The primary judge's decision
9 Against this factual background, the learned primary judge identified two questions which she considered required to be addressed:
1. Can it be said that the activities conducted by the respondent in its pharmacy premises are part of the business of the bank?
2. If so, does the respondent conduct those activities as successor, assignee or transmittee from the bank?
10 That identification of the issues reflects the language of s 149(1)(d) which provides:
"(1) Subject to any order of the Commission, an award determining an industrial dispute is binding on:
........
(d) any successor, assignee or transmittee (whether immediate or not) to or of the business or part of the business of an employer who was a party to the industrial dispute, including a corporation that has acquired or taken over the business or part of the business of the employer;"
11 There is no definition of "business" in the Act, although the definition of "industry" in s 4(1) commences as follows :
"industry includes:
(a) any business, trade, manufacture, undertaking or calling of employers; …"
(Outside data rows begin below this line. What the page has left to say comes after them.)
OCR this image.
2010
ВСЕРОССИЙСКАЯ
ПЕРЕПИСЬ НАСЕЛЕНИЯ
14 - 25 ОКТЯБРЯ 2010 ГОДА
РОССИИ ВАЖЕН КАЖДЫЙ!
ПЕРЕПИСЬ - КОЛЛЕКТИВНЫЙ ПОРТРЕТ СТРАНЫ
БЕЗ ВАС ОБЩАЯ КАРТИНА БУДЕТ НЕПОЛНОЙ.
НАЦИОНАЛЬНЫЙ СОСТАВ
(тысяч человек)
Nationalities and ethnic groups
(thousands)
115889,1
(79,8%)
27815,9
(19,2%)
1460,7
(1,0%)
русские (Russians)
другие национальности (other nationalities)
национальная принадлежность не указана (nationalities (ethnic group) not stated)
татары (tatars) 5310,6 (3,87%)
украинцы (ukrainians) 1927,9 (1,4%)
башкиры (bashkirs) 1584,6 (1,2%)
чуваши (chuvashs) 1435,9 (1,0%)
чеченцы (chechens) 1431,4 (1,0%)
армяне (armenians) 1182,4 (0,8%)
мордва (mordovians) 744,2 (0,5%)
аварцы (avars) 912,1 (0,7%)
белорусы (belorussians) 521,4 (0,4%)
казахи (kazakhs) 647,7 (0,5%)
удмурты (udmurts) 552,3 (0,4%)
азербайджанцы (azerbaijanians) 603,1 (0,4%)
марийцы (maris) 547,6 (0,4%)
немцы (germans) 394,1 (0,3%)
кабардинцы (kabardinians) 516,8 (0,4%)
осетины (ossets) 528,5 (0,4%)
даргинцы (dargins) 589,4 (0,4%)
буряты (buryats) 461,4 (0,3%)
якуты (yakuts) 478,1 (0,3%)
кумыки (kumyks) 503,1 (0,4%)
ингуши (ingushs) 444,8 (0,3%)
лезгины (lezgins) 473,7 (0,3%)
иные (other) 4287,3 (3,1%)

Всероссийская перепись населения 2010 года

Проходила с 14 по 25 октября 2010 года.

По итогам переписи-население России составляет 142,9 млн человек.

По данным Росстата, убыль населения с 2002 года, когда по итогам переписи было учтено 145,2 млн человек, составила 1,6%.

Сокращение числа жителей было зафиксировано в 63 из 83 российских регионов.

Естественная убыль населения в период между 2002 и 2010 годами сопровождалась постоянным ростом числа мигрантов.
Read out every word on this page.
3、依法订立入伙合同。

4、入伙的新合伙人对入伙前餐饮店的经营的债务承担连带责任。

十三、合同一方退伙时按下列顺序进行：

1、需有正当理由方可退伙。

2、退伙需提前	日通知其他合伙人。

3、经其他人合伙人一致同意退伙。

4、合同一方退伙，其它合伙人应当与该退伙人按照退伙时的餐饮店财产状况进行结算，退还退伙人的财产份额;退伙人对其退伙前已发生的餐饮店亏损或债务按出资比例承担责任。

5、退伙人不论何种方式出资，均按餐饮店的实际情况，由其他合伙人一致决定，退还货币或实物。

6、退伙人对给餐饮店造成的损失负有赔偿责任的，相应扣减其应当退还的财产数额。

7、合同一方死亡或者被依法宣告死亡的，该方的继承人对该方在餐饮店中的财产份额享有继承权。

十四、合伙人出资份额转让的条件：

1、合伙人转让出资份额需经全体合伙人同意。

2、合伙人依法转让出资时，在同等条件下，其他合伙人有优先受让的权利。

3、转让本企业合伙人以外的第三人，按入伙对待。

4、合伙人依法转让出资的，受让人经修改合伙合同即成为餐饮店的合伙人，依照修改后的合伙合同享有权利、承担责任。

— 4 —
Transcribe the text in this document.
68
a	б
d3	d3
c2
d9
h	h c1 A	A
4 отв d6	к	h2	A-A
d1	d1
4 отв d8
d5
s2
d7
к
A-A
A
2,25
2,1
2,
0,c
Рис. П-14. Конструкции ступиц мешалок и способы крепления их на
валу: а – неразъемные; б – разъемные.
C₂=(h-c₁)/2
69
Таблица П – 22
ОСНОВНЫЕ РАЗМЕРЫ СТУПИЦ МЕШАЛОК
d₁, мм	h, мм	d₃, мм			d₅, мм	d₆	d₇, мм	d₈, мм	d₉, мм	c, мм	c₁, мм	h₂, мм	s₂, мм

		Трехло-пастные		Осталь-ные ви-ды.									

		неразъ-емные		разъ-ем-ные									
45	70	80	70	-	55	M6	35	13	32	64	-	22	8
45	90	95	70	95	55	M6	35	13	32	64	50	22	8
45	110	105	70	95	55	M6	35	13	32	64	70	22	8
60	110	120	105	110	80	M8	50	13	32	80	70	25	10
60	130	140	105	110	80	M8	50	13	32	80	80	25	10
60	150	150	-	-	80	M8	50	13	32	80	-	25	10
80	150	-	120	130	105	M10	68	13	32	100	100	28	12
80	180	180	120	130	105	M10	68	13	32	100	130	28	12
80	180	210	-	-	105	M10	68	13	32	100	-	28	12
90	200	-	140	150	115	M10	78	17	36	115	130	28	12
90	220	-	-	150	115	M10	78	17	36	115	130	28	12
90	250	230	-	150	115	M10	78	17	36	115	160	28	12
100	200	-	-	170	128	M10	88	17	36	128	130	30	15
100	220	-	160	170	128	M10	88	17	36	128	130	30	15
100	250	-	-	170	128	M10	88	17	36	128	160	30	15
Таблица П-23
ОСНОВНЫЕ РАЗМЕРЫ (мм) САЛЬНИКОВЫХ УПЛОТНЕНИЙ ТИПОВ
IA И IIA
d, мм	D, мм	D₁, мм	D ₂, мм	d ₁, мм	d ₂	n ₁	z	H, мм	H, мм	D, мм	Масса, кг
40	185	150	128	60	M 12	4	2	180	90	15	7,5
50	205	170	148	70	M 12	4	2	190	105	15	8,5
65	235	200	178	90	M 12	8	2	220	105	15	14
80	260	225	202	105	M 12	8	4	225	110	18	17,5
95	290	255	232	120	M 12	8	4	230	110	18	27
12 After summarising the facts of the case, the primary judge referred to a number of decided cases. They included the decision of the High Court of Australia in an eligibility case, Re Australian Industrial Relations Commission; ex parte Australian Transport Officers Federation (1990) 171 CLR 216 ("ATOF"), and the first instance decision of Marshall J in Health Services Union of Australia v North Eastern Health Care Network and Western Health Care Network (1997) 79 FCR 43. [That case went on appeal to a Full Court, whose decision was announced after the date of her Honour's decision in this case: see North Western Health Care Network v Health Services Union of Australia [1999] FCA 897]. The primary judge said:
"These cases would appear to support the applicant's contention that the respondent, after September 1997, was conducting part of the business of the bank. For there was a substantial identity between the previous activities of the branch and those subsequently carried on by the respondent. Moreover they were being conducted in the same place, and by the same staff, who were doing substantially the same work as previously.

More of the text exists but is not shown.